# Upcoming TBG shoots



## Todd Cook (Jan 15, 2017)

Hi all, sorry I'm a little late getting things posted. 

2017 Central Zone Shoot: 
Saturday Feb18
Shoot will be held on Chuck and Bobbie Evans beautiful property in Culloden GA, Land of Promise rd. We'll start at 8:00 . 
Host Dan Beckwith.
Setup will be Sat Jan 28 if anyone wants to help.

2017 State Shoot.
March 18 & 19 at the Rock Ranch.
Address and more info to come.
Contact: Todd Cook 404-867-4953
Jeff Hampton:404-960-9115.


----------



## Finch (Jan 30, 2017)

What date will the shoot in Ranger Ga be?


----------



## EJC (Jan 30, 2017)

Finch said:


> What date will the shoot in Ranger Ga be?



Interested in the Ranger shoot myself, nice to see some other guys in Bartow county shooting traditional. I'm in Kingston as well Finch!


----------



## Clipper (Jan 30, 2017)

EJC said:


> Interested in the Ranger shoot myself, nice to see some other guys in Bartow county shooting traditional. I'm in Kingston as well Finch!



I'm also in Bartow and I think there is another trad shooter in White.  That makes 4 of us.


----------



## Jake Allen (Jan 31, 2017)

Finch said:


> What date will the shoot in Ranger Ga be?



May 20


----------



## Finch (Jan 31, 2017)

EJC I live in Rome now but still very close. Not a whole lot of people to shoot with. We should get together sometime and shoot. Maybe we can meet up together at the Ranger shoot as well.


----------



## EJC (Jan 31, 2017)

Finch said:


> EJC I live in Rome now but still very close.
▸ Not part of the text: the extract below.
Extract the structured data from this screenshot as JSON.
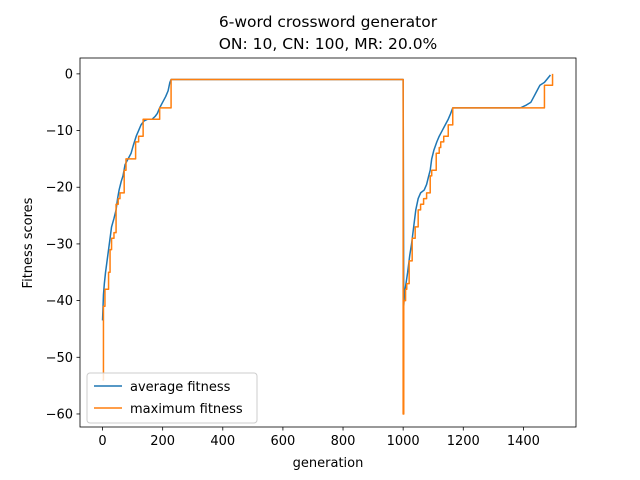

Not a whole lot of people to shoot with. We should get together sometime and shoot. Maybe we can meet up together at the Ranger shoot as well.



I hear ya, not a lot of people around shooting traditional. I'm fairly close to Rome myself, right off 411. I'd be glad to meet and shoot with you folks sometime, just shoot me a pm and we'll make it happen.


----------



## PAPALAPIN (Feb 8, 2017)

Tyler Hughes and myself ... that makes 6 in Bartow...


----------



## markland (Feb 16, 2017)

I'm in Cartersville as well, don't forget me!


----------